Well, I would usually be posting another piece of writing advice today (or better still, yesterday), but once again I’m stumped – I don’t quite know what people exactly need help with and, if I do, I need time to put it into words. Might as well make it a fornightly thing to give me more time to mull it over. Anyway, let me know if there’s some elements of novelry you’re struggling with.
Now, in the meantime, I might as well stay accountable by responding to (ugh, god) another random prompt – what’s my favourite recipe?

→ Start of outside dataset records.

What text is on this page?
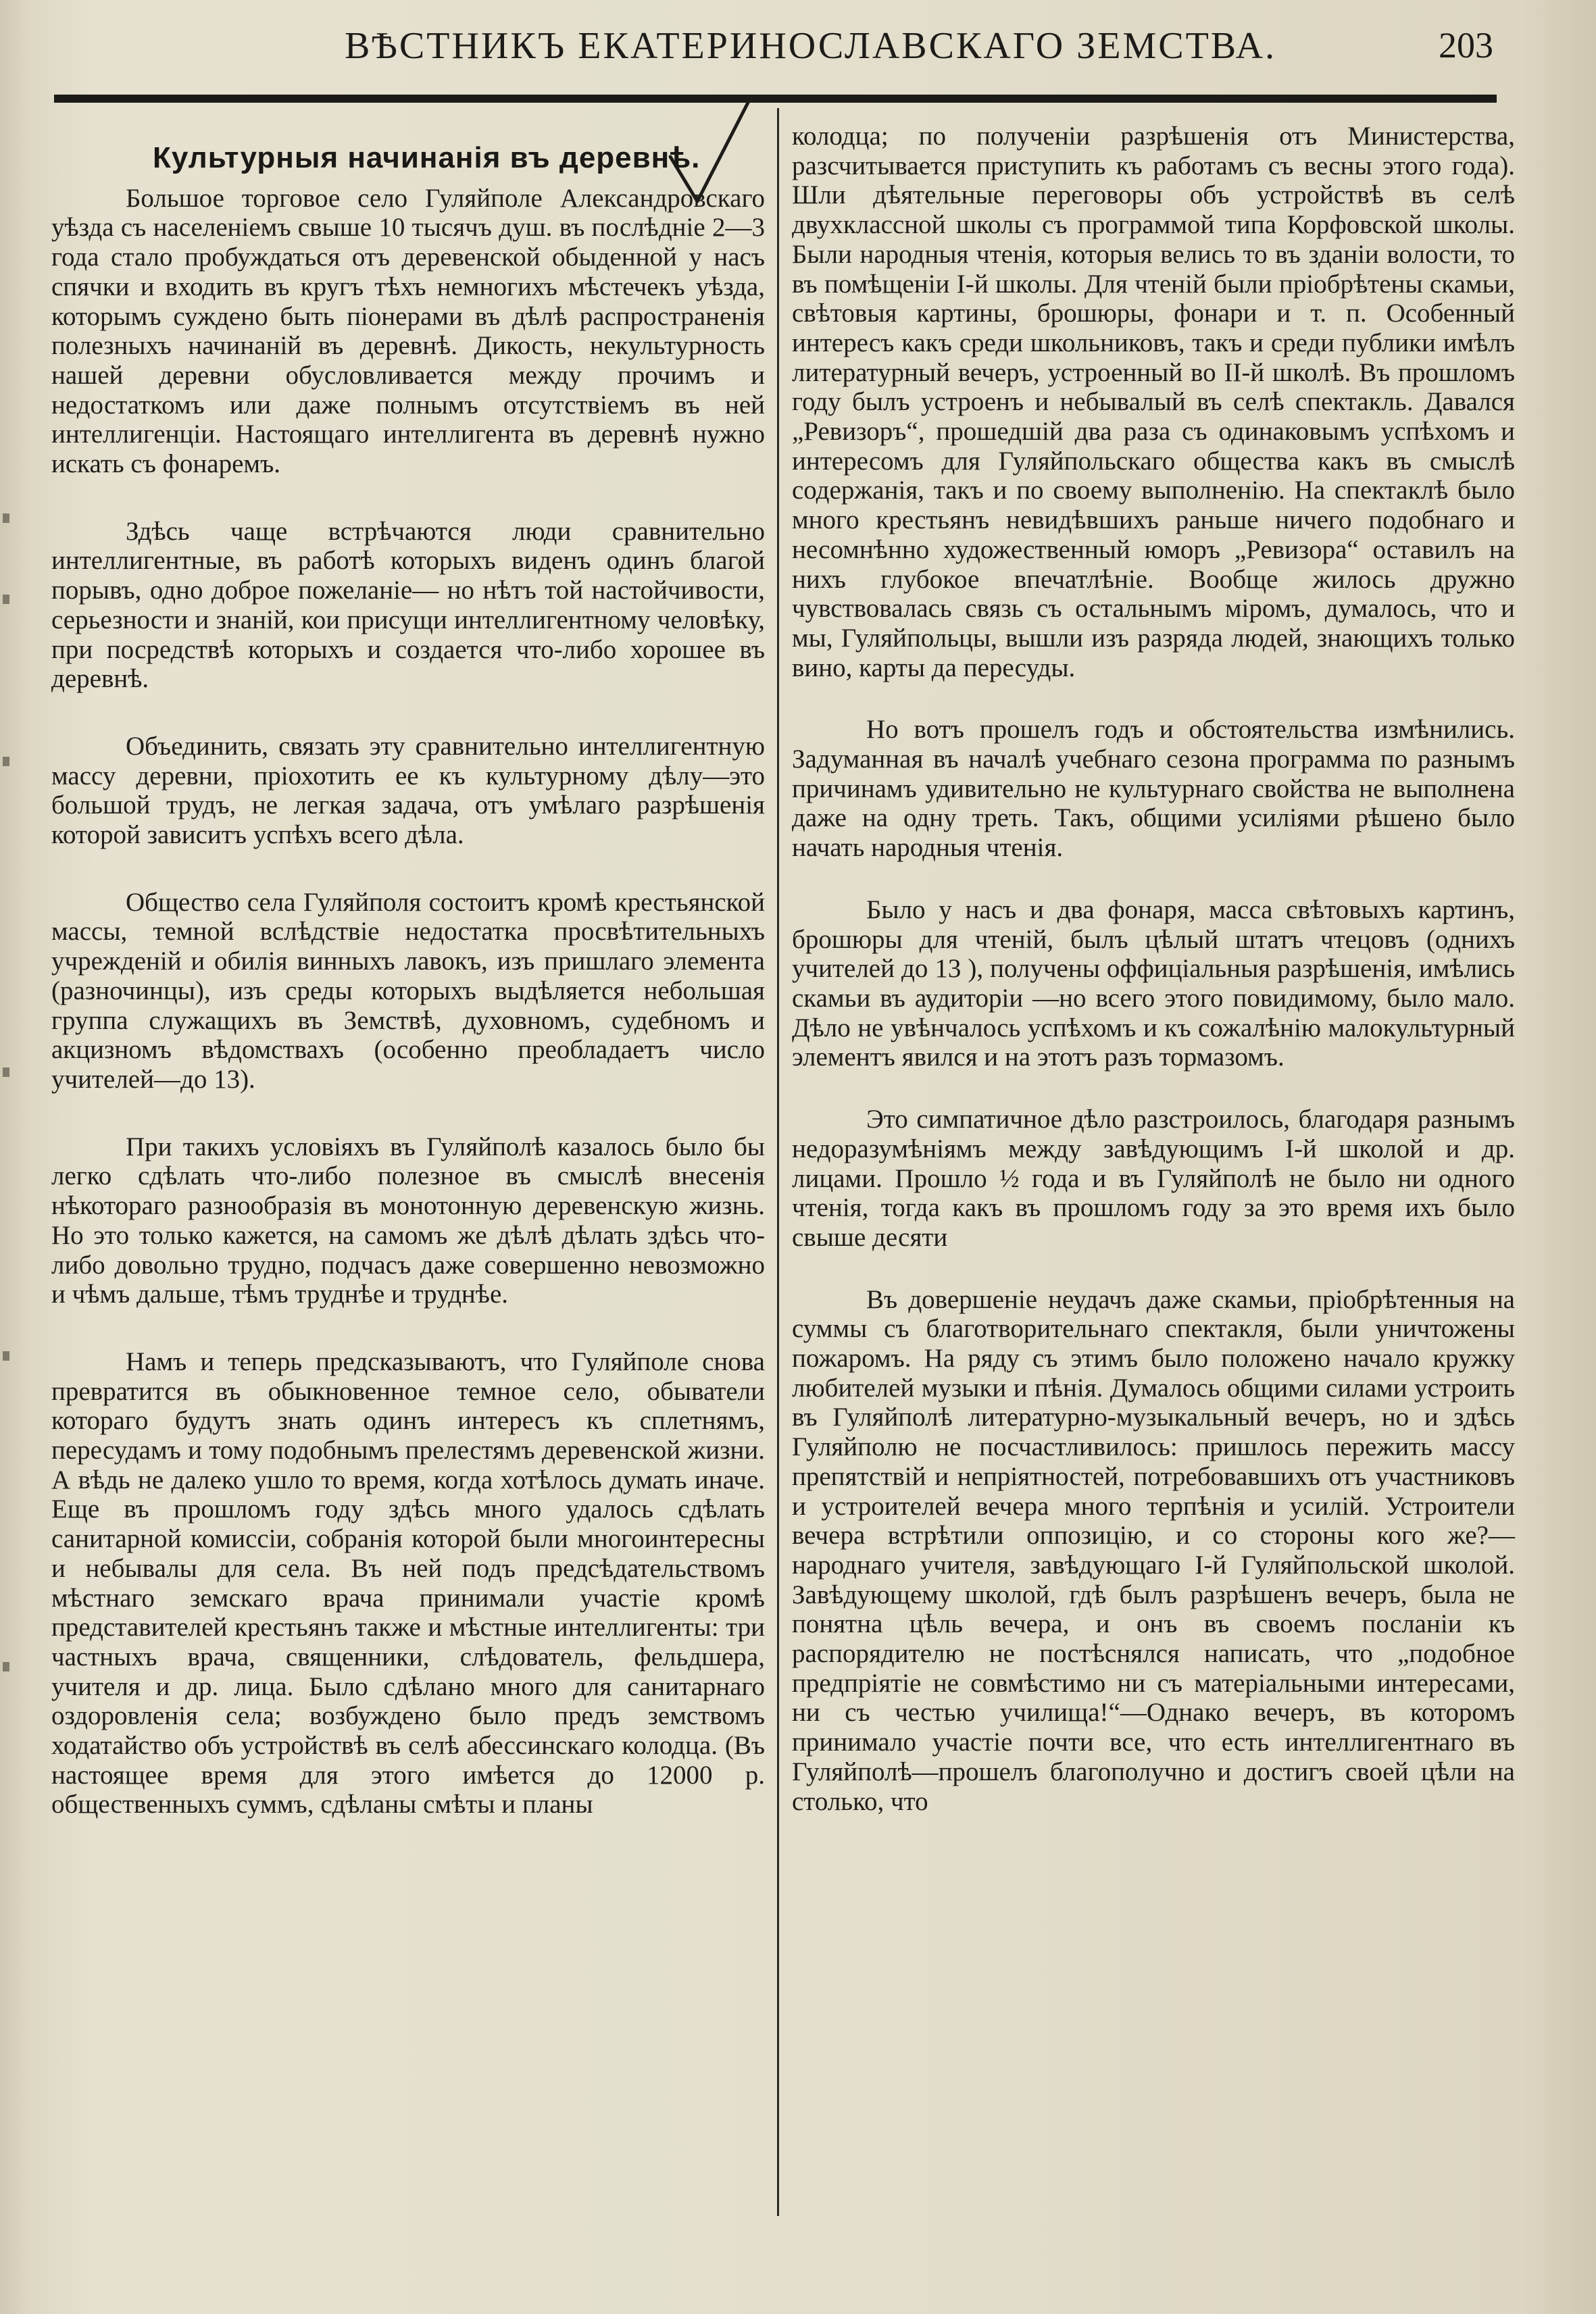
ВѢСТНИКЪ ЕКАТЕРИНОСЛАВСКАГО ЗЕМСТВА.	203
Культурныя начинанія въ деревнѣ.

Большое торговое село Гуляйполе Александровскаго уѣзда съ населеніемъ свыше 10 тысячъ душ. въ послѣдніе 2—3 года стало пробуждаться отъ деревенской обыденной у насъ спячки и входить въ кругъ тѣхъ немногихъ мѣстечекъ уѣзда, которымъ суждено быть піонерами въ дѣлѣ распространенія полезныхъ начинаній въ деревнѣ. Дикость, некультурность нашей деревни обусловливается между прочимъ и недостаткомъ или даже полнымъ отсутствіемъ въ ней интеллигенціи. Настоящаго интеллигента въ деревнѣ нужно искать съ фонаремъ.

Здѣсь чаще встрѣчаются люди сравнительно интеллигентные, въ работѣ которыхъ виденъ одинъ благой порывъ, одно доброе пожеланіе— но нѣтъ той настойчивости, серьезности и знаній, кои присущи интеллигентному человѣку, при посредствѣ которыхъ и создается что-либо хорошее въ деревнѣ.

Объединить, связать эту сравнительно интеллигентную массу деревни, пріохотить ее къ культурному дѣлу—это большой трудъ, не легкая задача, отъ умѣлаго разрѣшенія которой зависитъ успѣхъ всего дѣла.

Общество села Гуляйполя состоитъ кромѣ крестьянской массы, темной вслѣдствіе недостатка просвѣтительныхъ учрежденій и обилія винныхъ лавокъ, изъ пришлаго элемента (разночинцы), изъ среды которыхъ выдѣляется небольшая группа служащихъ въ Земствѣ, духовномъ, судебномъ и акцизномъ вѣдомствахъ (особенно преобладаетъ число учителей—до 13).

При такихъ условіяхъ въ Гуляйполѣ казалось было бы легко сдѣлать что-либо полезное въ смыслѣ внесенія нѣкотораго разнообразія въ монотонную деревенскую жизнь. Но это только кажется, на самомъ же дѣлѣ дѣлать здѣсь что-либо довольно трудно, подчасъ даже совершенно невозможно и чѣмъ дальше, тѣмъ труднѣе и труднѣе.

Намъ и теперь предсказываютъ, что Гуляйполе снова превратится въ обыкновенное темное село, обыватели котораго будутъ знать одинъ интересъ къ сплетнямъ, пересудамъ и тому подобнымъ прелестямъ деревенской жизни. А вѣдь не далеко ушло то время, когда хотѣлось думать иначе. Еще въ прошломъ году здѣсь много удалось сдѣлать санитарной комиссіи, собранія которой были многоинтересны и небывалы для села. Въ ней подъ предсѣдательствомъ мѣстнаго земскаго врача принимали участіе кромѣ представителей крестьянъ также и мѣстные интеллигенты: три частныхъ врача, священники, слѣдователь, фельдшера, учителя и др. лица. Было сдѣлано много для санитарнаго оздоровленія села; возбуждено было предъ земствомъ ходатайство объ устройствѣ въ селѣ абессинскаго колодца. (Въ настоящее время для этого имѣется до 12000 р. общественныхъ суммъ, сдѣланы смѣты и планы

колодца; по полученіи разрѣшенія отъ Министерства, разсчитывается приступить къ работамъ съ весны этого года). Шли дѣятельные переговоры объ устройствѣ въ селѣ двухклассной школы съ программой типа Корфовской школы. Были народныя чтенія, которыя велись то въ зданіи волости, то въ помѣщеніи I-й школы. Для чтеній были пріобрѣтены скамьи, свѣтовыя картины, брошюры, фонари и т. п. Особенный интересъ какъ среди школьниковъ, такъ и среди публики имѣлъ литературный вечеръ, устроенный во II-й школѣ. Въ прошломъ году былъ устроенъ и небывалый въ селѣ спектакль. Давался „Ревизоръ“, прошедшій два раза съ одинаковымъ успѣхомъ и интересомъ для Гуляйпольскаго общества какъ въ смыслѣ содержанія, такъ и по своему выполненію. На спектаклѣ было много крестьянъ невидѣвшихъ раньше ничего подобнаго и несомнѣнно художественный юморъ „Ревизора“ оставилъ на нихъ глубокое впечатлѣніе. Вообще жилось дружно чувствовалась связь съ остальнымъ міромъ, думалось, что и мы, Гуляйпольцы, вышли изъ разряда людей, знающихъ только вино, карты да пересуды.

Но вотъ прошелъ годъ и обстоятельства измѣнились. Задуманная въ началѣ учебнаго сезона программа по разнымъ причинамъ удивительно не культурнаго свойства не выполнена даже на одну треть. Такъ, общими усиліями рѣшено было начать народныя чтенія.

Было у насъ и два фонаря, масса свѣтовыхъ картинъ, брошюры для чтеній, былъ цѣлый штатъ чтецовъ (однихъ учителей до 13 ), получены оффиціальныя разрѣшенія, имѣлись скамьи въ аудиторіи —но всего этого повидимому, было мало. Дѣло не увѣнчалось успѣхомъ и къ сожалѣнію малокультурный элементъ явился и на этотъ разъ тормазомъ.

Это симпатичное дѣло разстроилось, благодаря разнымъ недоразумѣніямъ между завѣдующимъ I-й школой и др. лицами. Прошло ½ года и въ Гуляйполѣ не было ни одного чтенія, тогда какъ въ прошломъ году за это время ихъ было свыше десяти

Въ довершеніе неудачъ даже скамьи, пріобрѣтенныя на суммы съ благотворительнаго спектакля, были уничтожены пожаромъ. На ряду съ этимъ было положено начало кружку любителей музыки и пѣнія. Думалось общими силами устроить въ Гуляйполѣ литературно-музыкальный вечеръ, но и здѣсь Гуляйполю не посчастливилось: пришлось пережить массу препятствій и непріятностей, потребовавшихъ отъ участниковъ и устроителей вечера много терпѣнія и усилій. Устроители вечера встрѣтили оппозицію, и со стороны кого же?— народнаго учителя, завѣдующаго I-й Гуляйпольской школой. Завѣдующему школой, гдѣ былъ разрѣшенъ вечеръ, была не понятна цѣль вечера, и онъ въ своемъ посланіи къ распорядителю не постѣснялся написать, что „подобное предпріятіе не совмѣстимо ни съ матеріальными интересами, ни съ честью училища!“—Однако вечеръ, въ которомъ принимало участіе почти все, что есть интеллигентнаго въ Гуляйполѣ—прошелъ благополучно и достигъ своей цѣли на столько, что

Now, as I have said before, I do like to cook a variety of stuff. Though I can make a neat stir fry and a edible pasta dish (I make too much carbonara), my savoury speciality has more than a cup of sugar in it. I first learnt of “chinese orange chicken” from, er, binging “Binging with babish”. Panda Express isn’t available in my country – all the other takeaways don’t have anything similar on their menus, but I had to try it after seeing it! It sounded like a superior duc l’orange – deep fried, sticky nuggets of fowl upon a bed of steamy rice. Might sound horrible to some of you, but for me, my first tasting was well worth the 3 hours I spent preparing it – double battering takes a long time. I make it every season or so as a special treat for my family. My way of saying thanks for putting up with the mess I leave in the kitchen.
The recipe I have actually taken to using isn’t the Babish original, but rather Melissa Stadler’s “Modern Honey” recipe available through this link: https://www.modernhoney.com/chinese-orange-chicken/
Now, chinese orange chicken is not a British speciality – in fact, I don’t think it’s part of wider chinese-american cuisine, let alone among the original nations many cultures. For my favourite rustic recipe, I give you a rather cheap recipe for Toad in the hole by the reader’s Digest (See “Amazing meals for less than £2.50 per person). I can’t find a copy of said recipe online and can’t be arsed to type it up at the moment – maybe another time – but I absolutely beg anyone abroad to try and cook toad in the whole. Nothing to do with frogs, it’s basically sausage fried in yorkshire pudding batter – simple but the pinnacle of the otherwise mediocre state of british cuisine. Great for a winter dinner, lemme tell you!
Well, hope that’s given you an appetite for the day. I’ll shut up now and leave you to enjoy your life. Please, let me know if there’s any writing advice you’d like me to disgorge.
Have a nice weekend toad in the hole, seriously.